Should the regional market be created, the irrigation district fears, it could bring lawsuits that could destroy California’s years of legislative efforts to lead the fight against global warming.

Properly done, the irrigation district says, CalISO would demand that energy operators in all 14 states apply California’s tougher climate change laws, including that the states’ utilities buy 33 percent of their electricity from renewable sources by 2020 and 50 percent by 2030.

That could bring lawsuits challenging California’s laws as violating the Interstate Commerce Clause and the Dormant Commerce Clause of the U.S. Constitution, attorney Severson said.

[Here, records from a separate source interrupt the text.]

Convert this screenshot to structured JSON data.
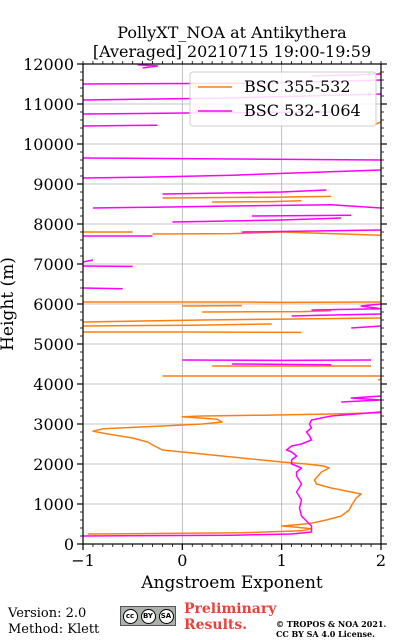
{
  "chart_data": {
    "type": "line",
    "title": "PollyXT_NOA at Antikythera",
    "subtitle": "[Averaged] 20210715 19:00-19:59",
    "xlabel": "Angstroem Exponent",
    "ylabel": "Height (m)",
    "xlim": [
      -1,
      2
    ],
    "ylim": [
      0,
      12000
    ],
    "x_ticks": [
      "−1",
      "0",
      "1",
      "2"
    ],
    "x_tick_values": [
      -1,
      0,
      1,
      2
    ],
    "y_ticks": [
      "0",
      "1000",
      "2000",
      "3000",
      "4000",
      "5000",
      "6000",
      "7000",
      "8000",
      "9000",
      "10000",
      "11000",
      "12000"
    ],
    "y_tick_values": [
      0,
      1000,
      2000,
      3000,
      4000,
      5000,
      6000,
      7000,
      8000,
      9000,
      10000,
      11000,
      12000
    ],
    "grid": true,
    "legend_position": "top-right",
    "series": [
      {
        "name": "BSC 355-532",
        "color": "#ff7f0e",
        "points": [
          [
            -0.95,
            250
          ],
          [
            0.6,
            280
          ],
          [
            1.2,
            330
          ],
          [
            1.3,
            380
          ],
          [
            1.1,
            430
          ],
          [
            1.0,
            450
          ],
          [
            1.15,
            480
          ],
          [
            1.3,
            520
          ],
          [
            1.45,
            600
          ],
          [
            1.6,
            700
          ],
          [
            1.68,
            850
          ],
          [
            1.7,
            950
          ],
          [
            1.75,
            1150
          ],
          [
            1.8,
            1250
          ],
          [
            1.7,
            1300
          ],
          [
            1.5,
            1400
          ],
          [
            1.35,
            1500
          ],
          [
            1.33,
            1600
          ],
          [
            1.4,
            1800
          ],
          [
            1.48,
            1900
          ],
          [
            1.42,
            1950
          ],
          [
            1.25,
            2000
          ],
          [
            1.0,
            2050
          ],
          [
            0.6,
            2150
          ],
          [
            0.2,
            2250
          ],
          [
            -0.2,
            2350
          ],
          [
            -0.28,
            2450
          ],
          [
            -0.35,
            2550
          ],
          [
            -0.5,
            2650
          ],
          [
            -0.75,
            2750
          ],
          [
            -0.9,
            2820
          ],
          [
            -0.8,
            2880
          ],
          [
            -0.2,
            2950
          ],
          [
            0.2,
            3000
          ],
          [
            0.4,
            3050
          ],
          [
            0.35,
            3120
          ],
          [
            0.0,
            3180
          ],
          [
            0.2,
            3200
          ],
          [
            0.8,
            3220
          ],
          [
            1.5,
            3250
          ],
          [
            2.0,
            3280
          ],
          null,
          [
            -0.2,
            4200
          ],
          [
            2.0,
            4200
          ],
          null,
          [
            1.97,
            4100
          ],
          [
            2.0,
            4120
          ],
          null,
          [
            0.3,
            4450
          ],
          [
            1.9,
            4450
          ],
          null,
          [
            -1.0,
            5300
          ],
          [
            0.0,
            5300
          ],
          [
            1.2,
            5290
          ],
          null,
          [
            -1.0,
            5450
          ],
          [
            0.1,
            5470
          ],
          [
            0.9,
            5500
          ],
          null,
          [
            -1.0,
            5550
          ],
          [
            0.2,
            5600
          ],
          [
            0.9,
            5620
          ],
          [
            2.0,
            5650
          ],
          null,
          [
            0.2,
            5800
          ],
          [
            1.2,
            5810
          ],
          [
            1.5,
            5830
          ],
          null,
          [
            -1.0,
            6050
          ],
          [
            0.6,
            6050
          ],
          [
            1.0,
            6040
          ],
          [
            2.0,
            6050
          ],
          null,
          [
            0.0,
            5950
          ],
          [
            0.6,
            5960
          ],
          null,
          [
            -0.3,
            7750
          ],
          [
            0.5,
            7760
          ],
          [
            1.0,
            7800
          ],
          [
            2.0,
            7720
          ],
          null,
          [
            -1.0,
            7800
          ],
          [
            -0.5,
            7800
          ],
          null,
          [
            -0.2,
            8650
          ],
          [
            0.3,
            8660
          ],
          [
            0.9,
            8670
          ],
          [
            1.5,
            8690
          ],
          null,
          [
            0.3,
            8550
          ],
          [
            0.9,
            8560
          ],
          [
            1.2,
            8580
          ],
          null,
          [
            1.95,
            10500
          ],
          [
            2.0,
            10550
          ],
          null,
          [
            1.97,
            11750
          ],
          [
            2.0,
            11780
          ]
        ]
      },
      {
        "name": "BSC 532-1064",
        "color": "#ff00ff",
        "points": [
          [
            -1.0,
            200
          ],
          [
            0.5,
            220
          ],
          [
            1.1,
            250
          ],
          [
            1.3,
            300
          ],
          [
            1.3,
            450
          ],
          [
            1.2,
            700
          ],
          [
            1.18,
            900
          ],
          [
            1.2,
            1100
          ],
          [
            1.15,
            1300
          ],
          [
            1.2,
            1500
          ],
          [
            1.15,
            1700
          ],
          [
            1.15,
            1800
          ],
          [
            1.2,
            1900
          ],
          [
            1.1,
            2000
          ],
          [
            1.1,
            2100
          ],
          [
            1.15,
            2200
          ],
          [
            1.1,
            2300
          ],
          [
            1.05,
            2350
          ],
          [
            1.1,
            2450
          ],
          [
            1.2,
            2500
          ],
          [
            1.3,
            2600
          ],
          [
            1.28,
            2700
          ],
          [
            1.25,
            2800
          ],
          [
            1.3,
            2900
          ],
          [
            1.28,
            3000
          ],
          [
            1.3,
            3100
          ],
          [
            1.5,
            3200
          ],
          [
            2.0,
            3300
          ],
          null,
          [
            1.6,
            3550
          ],
          [
            2.0,
            3600
          ],
          [
            1.7,
            3650
          ],
          [
            2.0,
            3700
          ],
          null,
          [
            0.0,
            4600
          ],
          [
            1.0,
            4590
          ],
          [
            1.9,
            4600
          ],
          null,
          [
            0.5,
            4500
          ],
          [
            1.5,
            4480
          ],
          null,
          [
            1.7,
            5400
          ],
          [
            2.0,
            5450
          ],
          null,
          [
            1.1,
            5700
          ],
          [
            1.4,
            5720
          ],
          [
            2.0,
            5750
          ],
          null,
          [
            1.3,
            5850
          ],
          [
            2.0,
            5880
          ],
          [
            1.8,
            5950
          ],
          [
            2.0,
            6000
          ],
          null,
          [
            -1.0,
            6400
          ],
          [
            -0.6,
            6380
          ],
          null,
          [
            -1.0,
            6950
          ],
          [
            -0.5,
            6940
          ],
          null,
          [
            -1.0,
            7050
          ],
          [
            -0.9,
            7100
          ],
          null,
          [
            -1.0,
            7700
          ],
          [
            -0.3,
            7700
          ],
          null,
          [
            0.6,
            7800
          ],
          [
            2.0,
            7850
          ],
          null,
          [
            -0.1,
            8050
          ],
          [
            1.0,
            8100
          ],
          [
            1.6,
            8150
          ],
          null,
          [
            0.7,
            8200
          ],
          [
            1.7,
            8220
          ],
          null,
          [
            -0.9,
            8400
          ],
          [
            -0.3,
            8420
          ],
          [
            0.5,
            8450
          ],
          [
            1.5,
            8480
          ],
          [
            2.0,
            8400
          ],
          null,
          [
            -0.2,
            8750
          ],
          [
            1.0,
            8800
          ],
          [
            1.45,
            8850
          ],
          null,
          [
            -1.0,
            9150
          ],
          [
            -0.4,
            9170
          ],
          [
            0.5,
            9220
          ],
          [
            2.0,
            9350
          ],
          null,
          [
            -1.0,
            9650
          ],
          [
            2.0,
            9600
          ],
          null,
          [
            -1.0,
            10450
          ],
          [
            -0.25,
            10470
          ],
          null,
          [
            -1.0,
            10750
          ],
          [
            0.3,
            10780
          ],
          [
            1.5,
            10800
          ],
          null,
          [
            -1.0,
            11100
          ],
          [
            0.5,
            11150
          ],
          [
            2.0,
            11250
          ],
          null,
          [
            -1.0,
            11500
          ],
          [
            0.8,
            11520
          ],
          [
            2.0,
            11600
          ],
          null,
          [
            -0.4,
            11900
          ],
          [
            -0.25,
            11950
          ],
          [
            -0.45,
            11980
          ],
          null,
          [
            1.3,
            11700
          ],
          [
            2.0,
            11750
          ]
        ]
      }
    ]
  },
  "footer": {
    "version": "Version: 2.0",
    "method": "Method: Klett",
    "cc_badge": [
      "cc",
      "BY",
      "SA"
    ],
    "preliminary_line1": "Preliminary",
    "preliminary_line2": "Results.",
    "copyright_line1": "© TROPOS & NOA 2021.",
    "copyright_line2": "CC BY SA 4.0 License."
  }
}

It also could bring California’s climate change laws into conflict with the Federal Energy Regulatory Commission, which has exclusive jurisdiction over wholesale energy rates: any state regulation that affects those rates would be preempted.

Such preemption could bring “dirty,” out-of-state energy into California and limit the state’s ability to achieve its 2020 and 2030 clean-energy goals, Severson said.

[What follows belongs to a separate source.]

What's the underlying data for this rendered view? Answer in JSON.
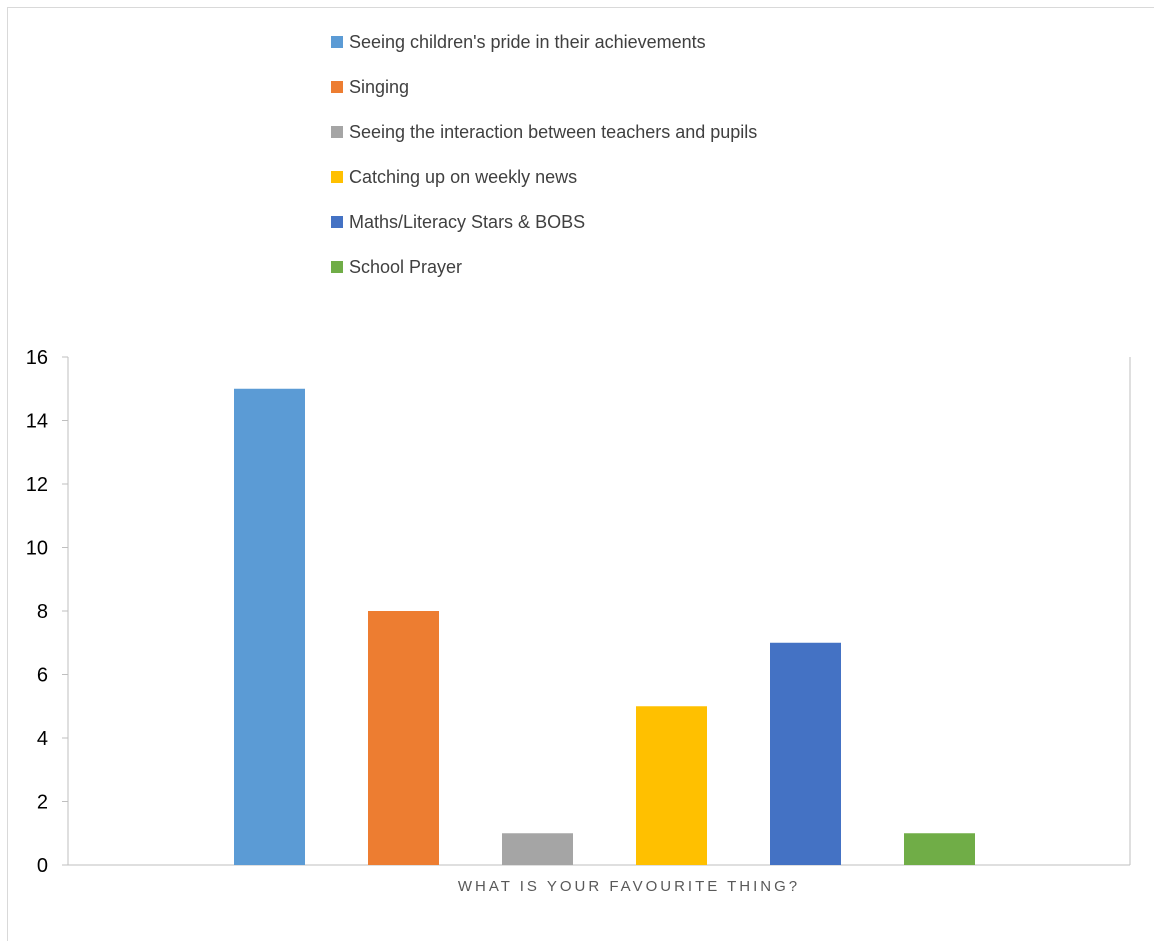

“Why would we want to give that up and be subject to judicial attack?” Severson asked. “It’s too risky for the public.”

The irrigation district believes the university’s attorneys downplayed the risk to the state’s climate change laws to help CalISO executives win approval of the expansion. And, the irrigation district says in the complaint, the backers of the expansion plan are “under the control of corporations with carbon-based assets.”

Severson said PacifiCorp produces electricity from coal-fired power plants.

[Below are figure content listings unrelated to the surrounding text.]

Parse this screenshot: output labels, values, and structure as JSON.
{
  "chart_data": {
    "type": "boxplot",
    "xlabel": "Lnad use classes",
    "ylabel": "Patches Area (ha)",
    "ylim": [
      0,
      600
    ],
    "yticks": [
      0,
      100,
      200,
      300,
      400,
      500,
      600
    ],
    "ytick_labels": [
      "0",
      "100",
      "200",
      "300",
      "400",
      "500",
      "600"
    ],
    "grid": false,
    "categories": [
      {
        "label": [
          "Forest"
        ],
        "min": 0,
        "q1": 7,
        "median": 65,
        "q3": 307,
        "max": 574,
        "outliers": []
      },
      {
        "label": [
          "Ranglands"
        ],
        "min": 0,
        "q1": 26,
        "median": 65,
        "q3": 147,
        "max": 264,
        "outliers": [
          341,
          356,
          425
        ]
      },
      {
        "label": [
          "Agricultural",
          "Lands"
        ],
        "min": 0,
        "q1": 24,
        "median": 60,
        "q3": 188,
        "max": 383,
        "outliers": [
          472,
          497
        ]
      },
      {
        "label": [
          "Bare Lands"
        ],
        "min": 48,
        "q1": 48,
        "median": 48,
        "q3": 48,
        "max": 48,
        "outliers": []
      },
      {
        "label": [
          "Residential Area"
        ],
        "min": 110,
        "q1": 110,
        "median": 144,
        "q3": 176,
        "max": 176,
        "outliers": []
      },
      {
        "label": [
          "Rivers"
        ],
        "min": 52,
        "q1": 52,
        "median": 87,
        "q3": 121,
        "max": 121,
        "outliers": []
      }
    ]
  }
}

Gov. Brown’s office and the California Energy Commission, which are working on the proposal Brown plans to reintroduce next month, directed requests for comment to CalISO, which declined to comment.

“Is California going to give away its control to private industry and lose control of its ability to achieve renewable standards?” Severson asked. “That is a risk posed by regionalization, and the risk appears to have been sidestepped by the authors of what was touted as an independent report. The report seems to depend upon what the requestors wanted.”

The irrigation district’s lawsuit cites a May 3 memo written by “one of the university lawyers,” who “expressed deep concern about CAISO’s legal positions.”

That memo, as cited in the lawsuit, said, inter alia: “(C)ouldn’t someone argue that the nature of the potential interference in wholesale markets, with its attendant and largely unprecedented conditions related to clean energy, will end up creating an impermissible effect on the wholesale market?”

The attorney’s memo cited the U.S. Supreme Court ruling in April this year in Hughes v Talen, in which the court found that FERC regulations pre-empt Maryland law on the interstate electricity market.

“One thing that seemed clear to me from the Hughes decision,” the university’s attorney wrote, “even though it was limited in scope to get the 8-0 vote, was that the Court is very protective of the wholesale market from state action that could affect prices. … (C)ould geographic expansion lead to enough of an impact on wholesale prices with these clean energy policies that the court might feel that CAISO (and California) is overstepping?”

The irrigation district asks the court to order the UC Regents to release the documents it requested.

Attorney Severson is with Aguirre & Severson in San Diego.